Tras asistir a una proyección de la película en un cine lleno, el periodista reconoce que disfrutó de la experiencia y del ambiente en la sala. “Me lo pasé en grande”, afirma en su texto, aunque también señala que el componente político de la historia puede interpretarse de maneras muy distintas según el espectador. A su juicio, cada espectador interpretará el mensaje desde su propia perspectiva, lo que convierte la comedia en un espejo de las divisiones y debates presentes en la sociedad actual. Vaya, que cada cuál se tome la película como quiera, lo normal, sin etiquetas al humor.
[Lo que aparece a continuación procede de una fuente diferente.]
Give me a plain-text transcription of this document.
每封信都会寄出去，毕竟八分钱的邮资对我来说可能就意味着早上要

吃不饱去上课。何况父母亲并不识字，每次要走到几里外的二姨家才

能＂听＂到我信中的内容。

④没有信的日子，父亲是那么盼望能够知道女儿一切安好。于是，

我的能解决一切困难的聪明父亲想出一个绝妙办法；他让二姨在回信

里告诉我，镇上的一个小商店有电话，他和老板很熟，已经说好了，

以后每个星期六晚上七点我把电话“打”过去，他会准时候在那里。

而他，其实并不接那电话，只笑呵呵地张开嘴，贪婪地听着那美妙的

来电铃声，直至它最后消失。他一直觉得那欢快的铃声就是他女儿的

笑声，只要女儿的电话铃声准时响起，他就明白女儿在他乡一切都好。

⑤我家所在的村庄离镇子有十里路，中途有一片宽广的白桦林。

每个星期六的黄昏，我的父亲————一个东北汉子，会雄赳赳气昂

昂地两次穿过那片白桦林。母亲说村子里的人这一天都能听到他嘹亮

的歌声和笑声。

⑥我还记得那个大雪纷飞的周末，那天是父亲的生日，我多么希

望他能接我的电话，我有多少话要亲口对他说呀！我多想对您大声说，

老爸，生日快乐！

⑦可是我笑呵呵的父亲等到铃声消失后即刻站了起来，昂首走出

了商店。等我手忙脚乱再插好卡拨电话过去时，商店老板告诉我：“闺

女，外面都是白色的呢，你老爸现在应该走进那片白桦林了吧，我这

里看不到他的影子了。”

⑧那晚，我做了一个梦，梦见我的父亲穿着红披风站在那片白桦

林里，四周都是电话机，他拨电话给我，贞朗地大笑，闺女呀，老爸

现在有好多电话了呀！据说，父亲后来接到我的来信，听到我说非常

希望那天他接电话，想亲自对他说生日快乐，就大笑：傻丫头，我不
Es lo que tiene la libertad Jordi, cuando no estás atados a ciertos intereses y también te ríes de lo que te apetece. Porque cuando la izquierda hace todo tipo de sátiras, incluso bromeando con los muertos de Adamuz, eso dentra del espacio de humor, porque el humor no tiene límites y la broma siempre tiene que tener cabida, hasta que las risas llegan desde un ángulo que no les gusta, de una persona que no les cae bien o no les sigue el juego. Ahí ya es ofensa imperdonable. Estar tan atado a ciertos idearios políticos y pedir permiso hasta para reírte tiene que ser agotador sí, no nos extraña que andes cansado.